The 26-year-old woman had been drinking in central Dunedin for nearly four hours on July 20 when she realised her pet pooch - who had joined her on the jaunt - had gone walkabout.
Her search took her to Albar in Lower Stuart St.
The wandering dog was being cared for in a cellar and when the woman found out, she went downstairs to retrieve it.
The victim, a staff member at the bar, heard her yelling before he saw her.
When the woman - who has had interim name suppression - saw her dog, she pushed past the man and grabbed the animal.
She was in no rush to shower the bar staff with thanks, the Dunedin District Court heard yesterday.
She again barged into the victim and bit him on the left shoulder as she left the room.
According to court documents, the unexpected chomp left "bruising and teeth-marks".
Police were called but that was not enough to subdue the woman's belligerence.

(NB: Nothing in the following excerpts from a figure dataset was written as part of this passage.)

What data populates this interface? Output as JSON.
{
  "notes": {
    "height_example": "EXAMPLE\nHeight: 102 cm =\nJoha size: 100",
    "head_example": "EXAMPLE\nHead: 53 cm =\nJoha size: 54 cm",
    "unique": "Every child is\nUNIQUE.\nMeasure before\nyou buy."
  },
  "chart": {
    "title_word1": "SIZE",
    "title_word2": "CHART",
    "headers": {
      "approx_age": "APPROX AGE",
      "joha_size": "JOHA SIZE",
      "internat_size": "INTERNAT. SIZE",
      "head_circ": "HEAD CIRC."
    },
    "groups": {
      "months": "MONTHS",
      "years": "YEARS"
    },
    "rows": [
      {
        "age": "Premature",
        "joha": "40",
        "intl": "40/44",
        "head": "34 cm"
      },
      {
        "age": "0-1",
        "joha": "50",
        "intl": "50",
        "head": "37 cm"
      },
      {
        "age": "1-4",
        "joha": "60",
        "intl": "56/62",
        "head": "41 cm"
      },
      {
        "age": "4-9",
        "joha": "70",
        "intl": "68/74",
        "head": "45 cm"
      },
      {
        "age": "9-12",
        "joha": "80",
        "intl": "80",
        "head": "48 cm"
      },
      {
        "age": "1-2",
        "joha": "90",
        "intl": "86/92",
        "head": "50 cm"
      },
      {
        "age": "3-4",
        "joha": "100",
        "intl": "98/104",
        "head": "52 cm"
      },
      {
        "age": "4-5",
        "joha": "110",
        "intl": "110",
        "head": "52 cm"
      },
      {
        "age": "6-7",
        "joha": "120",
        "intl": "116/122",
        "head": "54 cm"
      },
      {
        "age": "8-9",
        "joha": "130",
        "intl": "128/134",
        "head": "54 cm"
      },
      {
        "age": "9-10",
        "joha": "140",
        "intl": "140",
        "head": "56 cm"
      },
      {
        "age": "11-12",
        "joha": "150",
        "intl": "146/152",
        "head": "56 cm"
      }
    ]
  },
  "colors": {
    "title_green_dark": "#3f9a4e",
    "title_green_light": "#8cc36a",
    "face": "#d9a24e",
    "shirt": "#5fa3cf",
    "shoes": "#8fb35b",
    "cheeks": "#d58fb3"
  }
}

When officers arrived, she was engaged in a fiery argument with another woman and she became increasingly furious as they tried to remove her from the scene.
She eventually fell over and was arrested.
Police asked her why she had bitten the barman but she said she could not remember.
"I know I shouldn't have bit that guy but I just did," she said.
The defendant yesterday pleaded guilty to injuring with reckless disregard and disorderly behaviour.
At the time of the July incident, the court heard, she had been awaiting sentence on further charges of assault and assault with a weapon.
They stemmed from an incident in Queenstown in February when the defendant had broken up with her then boyfriend.
She attacked the man as he slept in his caravan and threw nutmeg in his eyes when he woke up.
After the man had fled, the defendant waited for him in the dark with a golf club.
When she saw someone walking towards her with a torch, she attacked.
The victim, however, was a friend of her ex-partner rather than the intended target.
Counsel Anne Stevens QC had originally planned to argue her client should be discharged without conviction following the Queenstown offending.
With the new charges added to the mix, that application would now be abandoned, Mrs Stevens said.
The defendant will be sentenced in December.